I have a tiny tendency to worry about things. I worry about what to have for dinner and how much time I waste on the computer. I worry about my kids and how I don't parent them well enough. I worry about the horrible things happening in the world and my inability to do much about it. I worry about why my hydrangeas are only six inches tall even though I planted them three years ago. I worry about paint chipping off my house, water flooding the basement, what ward I'll be in next week (sorry I can't help but stew about it -- it could significantly alter my life!), and whether to reupholster the little chairs in the garage or just let them go. I also worry about completely inane topics like whether to leave comments on people's blogs. In February I mentioned that a very lovely artist was asking for people to submit stories about motherhood and she would paint little paintings about them. I was instantly intrigued and although I was a little hesitant to open myself up, I sent in a little story. She never responded, but I didn't think too much about it. I follow her blog and have seen her progress with these paintings and have eagerly awaited the end result. Yesterday she said that she was going to e-mail the people who sent in stories with their image and they had the chance to buy the original if they wanted. But she didn't e-mail me. I realized that in the back of my mind I have been worried that she didn't do mine because my story wasn't compelling or I'm just not cool enough. I worry about things I don't even know I'm worried about -- I will discover in July why my stomach hurts now! So I said something to Matthew about it. We carried on with getting people in bed. About an hour later I brought it up again, showed him her blog and wondered aloud whether I would get an e-mail from her.
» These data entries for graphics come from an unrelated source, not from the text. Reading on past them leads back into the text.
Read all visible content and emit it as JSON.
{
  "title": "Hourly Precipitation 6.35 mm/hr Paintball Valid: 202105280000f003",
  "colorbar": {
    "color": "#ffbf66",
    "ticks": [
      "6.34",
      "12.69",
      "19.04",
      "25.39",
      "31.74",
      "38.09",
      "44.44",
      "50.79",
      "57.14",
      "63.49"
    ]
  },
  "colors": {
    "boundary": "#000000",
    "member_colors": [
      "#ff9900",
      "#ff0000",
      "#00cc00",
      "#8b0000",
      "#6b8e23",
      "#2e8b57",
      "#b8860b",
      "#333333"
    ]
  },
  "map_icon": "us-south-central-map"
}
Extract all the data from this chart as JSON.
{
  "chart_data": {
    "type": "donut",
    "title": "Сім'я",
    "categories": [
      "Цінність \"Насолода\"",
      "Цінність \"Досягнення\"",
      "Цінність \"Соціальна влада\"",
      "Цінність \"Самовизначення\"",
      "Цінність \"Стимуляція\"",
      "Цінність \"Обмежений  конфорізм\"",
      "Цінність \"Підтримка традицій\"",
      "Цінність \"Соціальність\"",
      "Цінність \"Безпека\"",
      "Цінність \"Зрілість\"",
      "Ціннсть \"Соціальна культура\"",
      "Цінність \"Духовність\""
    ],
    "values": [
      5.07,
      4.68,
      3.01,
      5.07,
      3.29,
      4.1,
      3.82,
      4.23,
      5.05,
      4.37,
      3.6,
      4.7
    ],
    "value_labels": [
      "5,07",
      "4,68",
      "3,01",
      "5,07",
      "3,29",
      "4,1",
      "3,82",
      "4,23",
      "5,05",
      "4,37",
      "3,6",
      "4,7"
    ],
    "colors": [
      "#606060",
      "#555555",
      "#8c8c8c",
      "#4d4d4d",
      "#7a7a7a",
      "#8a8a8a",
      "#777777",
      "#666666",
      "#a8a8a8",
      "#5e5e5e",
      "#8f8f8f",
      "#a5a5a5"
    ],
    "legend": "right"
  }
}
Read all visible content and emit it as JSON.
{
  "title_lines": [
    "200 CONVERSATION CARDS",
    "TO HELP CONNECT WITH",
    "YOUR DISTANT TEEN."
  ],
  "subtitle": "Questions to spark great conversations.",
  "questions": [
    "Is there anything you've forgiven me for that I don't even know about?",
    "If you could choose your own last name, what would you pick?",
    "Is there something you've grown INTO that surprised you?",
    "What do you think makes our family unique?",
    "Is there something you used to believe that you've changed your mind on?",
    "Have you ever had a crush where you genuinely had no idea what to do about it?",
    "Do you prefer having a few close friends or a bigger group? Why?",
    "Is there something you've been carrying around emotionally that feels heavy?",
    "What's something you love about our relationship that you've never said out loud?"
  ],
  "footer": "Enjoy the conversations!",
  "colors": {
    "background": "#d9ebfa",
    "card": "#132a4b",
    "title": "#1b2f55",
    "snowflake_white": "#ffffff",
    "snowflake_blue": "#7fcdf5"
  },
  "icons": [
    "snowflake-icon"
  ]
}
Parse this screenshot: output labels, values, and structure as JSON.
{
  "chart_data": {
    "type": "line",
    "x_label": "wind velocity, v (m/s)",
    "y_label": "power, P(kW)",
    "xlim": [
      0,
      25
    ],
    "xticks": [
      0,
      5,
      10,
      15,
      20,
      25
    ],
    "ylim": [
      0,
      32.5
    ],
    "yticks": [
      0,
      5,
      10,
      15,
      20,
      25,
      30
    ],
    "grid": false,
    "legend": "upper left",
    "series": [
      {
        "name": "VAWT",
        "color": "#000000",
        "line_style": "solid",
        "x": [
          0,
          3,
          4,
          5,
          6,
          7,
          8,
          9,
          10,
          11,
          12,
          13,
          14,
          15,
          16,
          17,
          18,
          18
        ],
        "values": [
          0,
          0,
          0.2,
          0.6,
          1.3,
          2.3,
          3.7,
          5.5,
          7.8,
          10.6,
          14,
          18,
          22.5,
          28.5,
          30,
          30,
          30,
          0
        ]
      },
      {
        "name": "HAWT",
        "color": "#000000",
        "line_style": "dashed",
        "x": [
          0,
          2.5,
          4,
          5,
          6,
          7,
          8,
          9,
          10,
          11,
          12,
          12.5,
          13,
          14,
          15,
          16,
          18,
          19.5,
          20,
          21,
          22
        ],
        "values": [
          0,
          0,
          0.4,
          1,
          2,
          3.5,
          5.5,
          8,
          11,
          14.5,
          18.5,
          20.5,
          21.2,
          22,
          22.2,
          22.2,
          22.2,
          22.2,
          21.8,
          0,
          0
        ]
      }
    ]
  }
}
Matthew: "Set a ten-minute limit in the day for worrying about any topic."
Me: (guffaw) What would I possibly find to do with all that freed up time? Should I comment on her blog? I'm not exactly sure what to say. I want to subtly figure out if she even got my submission without appearing too desperate.
Matthew: "tends to overplan and overprepare"
Me: I knew I should have just followed up with her just to make sure...
Matthew: "accepts guilt feelings too easily and readily"
Me: What are you reading?
Matthew: The color code book. You are SO blue.
Me: She seems so nice on her blog. Like we could be friends if I lived near her. I know she doesn't like me.
Matthew: Why wouldn't she like you? She doesn't even know you.
Me: She knows my name. It makes me sound like I am a boring, mousy, Amish farmer's wife with nine children and the only subject on which I am conversant is how to milk a cow. And I am sure that when I e-mailed her I was too chatty and friendly which probably put her off.
Matthew: "highly insecure about others' acceptance and approval; feels rejected easily; craves connection."
Me: Why are you reading me that book?
Matthew: I've been reading it all evening.
Me: Well, put it down!
Matthew: "controlling - others don't feel free to express themselves"
So I went ahead and commented, but she probably won't approve it. And I was going to go see Shannon Hale this evening because I just love her and think she is so talented and funny as all get out, but she will probably not like me, too and I am afraid that I would feel guilty for missing my girls' book night.
At least I am being true to who I really am deep down inside. I can't help myself.